I luv it when I wake up with a clarity and realize how wrong I was. A situation that felt so awful, is actually the complete opposite!!
Now I realize how things really are.
I've been feeling like going back to work in nursing is an ending. An ending to all the hard work I've put into my beauty business the past couple of months that I've been home and working so hard every single day on my business. I don't want all that hard work
and progress just going down the drain.
When I work full time outside the home, I don't work my business the way I have wanted to. In the past I have let stress get to me.
But today I woke up at 3:00 in the morning to my husband being a jerk and cussing at something that I had done. I put the entire crock pot in the frig last night so I could hold on to the handles that are on it. Because its so heavy when its full. It's so hard for me to lift the inner pot out. I would probably drop it. If he wants it put away so perfectly, perhaps he should have done it himself. But then again he does that all the time. Acts like I'm lazy when I can't do something. After all he's 6ft tall and I'm 5'2. So theres a bit of a difference in our body size. And my back and shoulders are shot from 11 years of nursing and 11 years of housekeeping.

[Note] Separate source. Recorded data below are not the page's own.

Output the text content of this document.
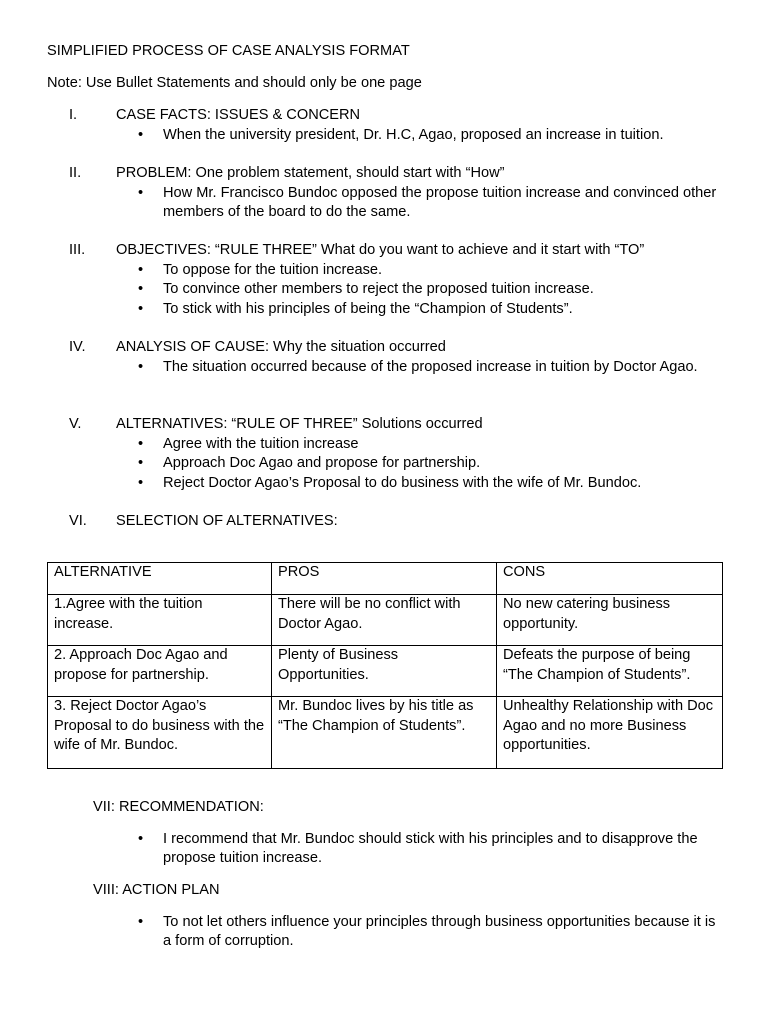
SIMPLIFIED PROCESS OF CASE ANALYSIS FORMAT
Note: Use Bullet Statements and should only be one page
I.	CASE FACTS: ISSUES & CONCERN
• When the university president, Dr. H.C, Agao, proposed an increase in tuition.
II. PROBLEM: One problem statement, should start with “How”
• How Mr. Francisco Bundoc opposed the propose tuition increase and convinced other members of the board to do the same.
III. OBJECTIVES: “RULE THREE” What do you want to achieve and it start with “TO”
• To oppose for the tuition increase.
• To convince other members to reject the proposed tuition increase.
• To stick with his principles of being the “Champion of Students”.
IV. ANALYSIS OF CAUSE: Why the situation occurred
• The situation occurred because of the proposed increase in tuition by Doctor Agao.
V. ALTERNATIVES: “RULE OF THREE” Solutions occurred
• Agree with the tuition increase
• Approach Doc Agao and propose for partnership.
• Reject Doctor Agao’s Proposal to do business with the wife of Mr. Bundoc.
VI. SELECTION OF ALTERNATIVES:
ALTERNATIVE	PROS	CONS
1.Agree with the tuition increase.	There will be no conflict with Doctor Agao.	No new catering business opportunity.
2. Approach Doc Agao and propose for partnership.	Plenty of Business Opportunities.	Defeats the purpose of being “The Champion of Students”.
3. Reject Doctor Agao’s Proposal to do business with the wife of Mr. Bundoc.	Mr. Bundoc lives by his title as “The Champion of Students”.	Unhealthy Relationship with Doc Agao and no more Business opportunities.
VII: RECOMMENDATION:
• I recommend that Mr. Bundoc should stick with his principles and to disapprove the propose tuition increase.
VIII: ACTION PLAN
• To not let others influence your principles through business opportunities because it is a form of corruption.
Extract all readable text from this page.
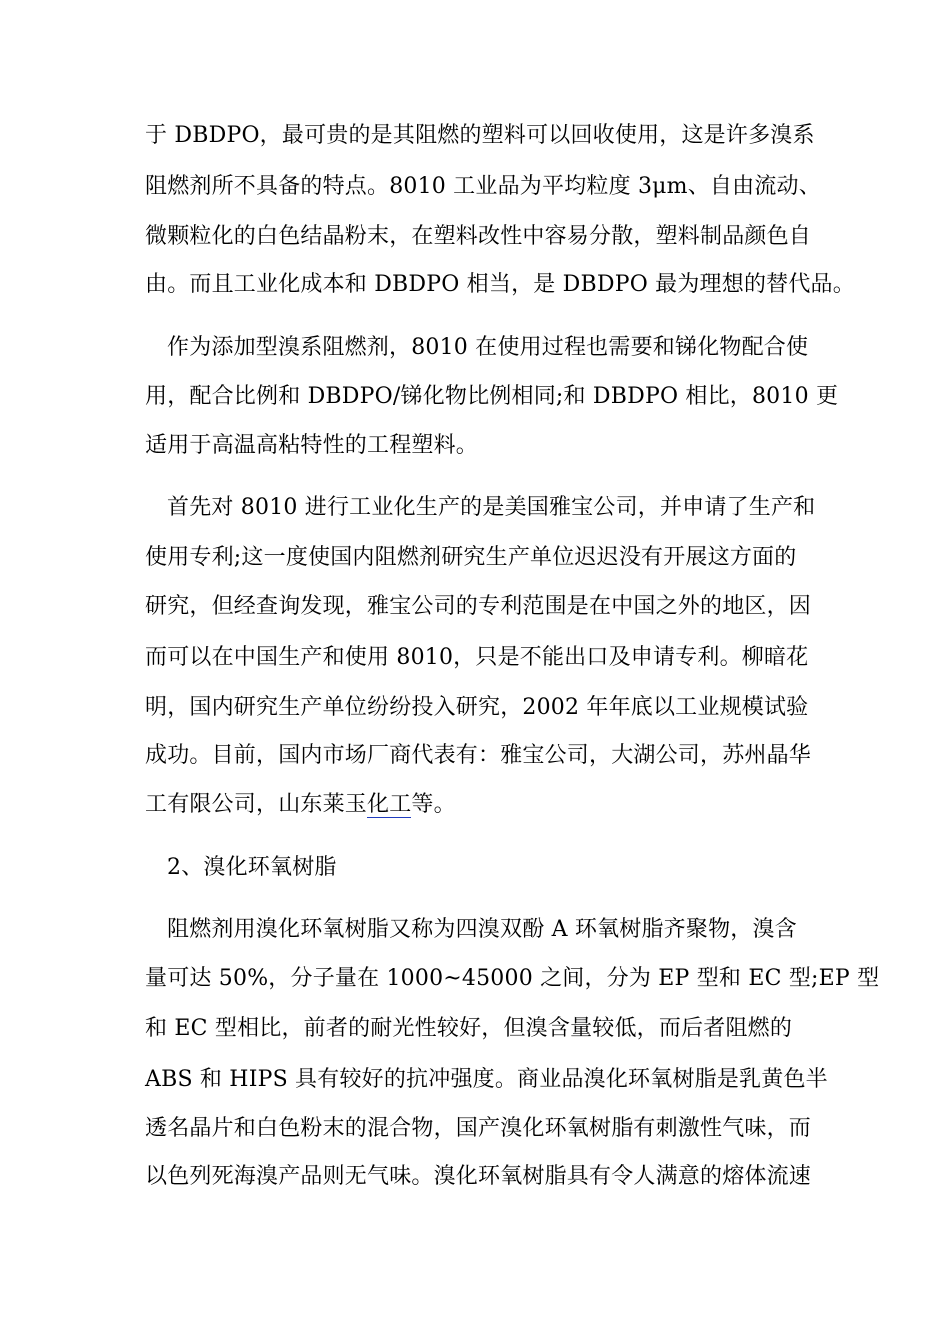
于 DBDPO，最可贵的是其阻燃的塑料可以回收使用，这是许多溴系
阻燃剂所不具备的特点。8010 工业品为平均粒度 3μm、自由流动、
微颗粒化的白色结晶粉末，在塑料改性中容易分散，塑料制品颜色自
由。而且工业化成本和 DBDPO 相当，是 DBDPO 最为理想的替代品。
作为添加型溴系阻燃剂，8010 在使用过程也需要和锑化物配合使
用，配合比例和 DBDPO/锑化物比例相同;和 DBDPO 相比，8010 更
适用于高温高粘特性的工程塑料。
首先对 8010 进行工业化生产的是美国雅宝公司，并申请了生产和
使用专利;这一度使国内阻燃剂研究生产单位迟迟没有开展这方面的
研究，但经查询发现，雅宝公司的专利范围是在中国之外的地区，因
而可以在中国生产和使用 8010，只是不能出口及申请专利。柳暗花
明，国内研究生产单位纷纷投入研究，2002 年年底以工业规模试验
成功。目前，国内市场厂商代表有：雅宝公司，大湖公司，苏州晶华
工有限公司，山东莱玉化工等。
2、溴化环氧树脂
阻燃剂用溴化环氧树脂又称为四溴双酚 A 环氧树脂齐聚物，溴含
量可达 50%，分子量在 1000~45000 之间，分为 EP 型和 EC 型;EP 型
和 EC 型相比，前者的耐光性较好，但溴含量较低，而后者阻燃的
ABS 和 HIPS 具有较好的抗冲强度。商业品溴化环氧树脂是乳黄色半
透名晶片和白色粉末的混合物，国产溴化环氧树脂有刺激性气味，而
以色列死海溴产品则无气味。溴化环氧树脂具有令人满意的熔体流速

Thats okay, after I went back to sleep. I woke up feeling great and with
a clarity. This is not an ending! This is a beginning. This is an ending to feeling imprisoned! This is freedom girl!! Hellooo!!! *giggles*
I get a sign on bonus at my new job that he doesn't know about. Plus for every extra shift I take I get time
and a half plus $75.00 for that day. They are 12 hour shifts. Yes I'll get worn out. But I'm in much better health now than I wasa
couple of months ago. I have much more fruit intake. I make a fruit smoothie every day. I've started eating kale. I've added chai seeds, Spirulina capsules, and a natural anti-depressant/joint therapy - SAM-e, along with Thyroid medication and 2 other Rx medications to help with migraines. I feel pretty great as long as I keep my diet clean. Ummm yeah. Lets say that one again. As long as I keep my diet clean! *lol*
So, not an ending... A new chapter.
I get to move out quicker woohoo!! And be done with this abusive insanity! I deserve more. I deserve better. Everyone does!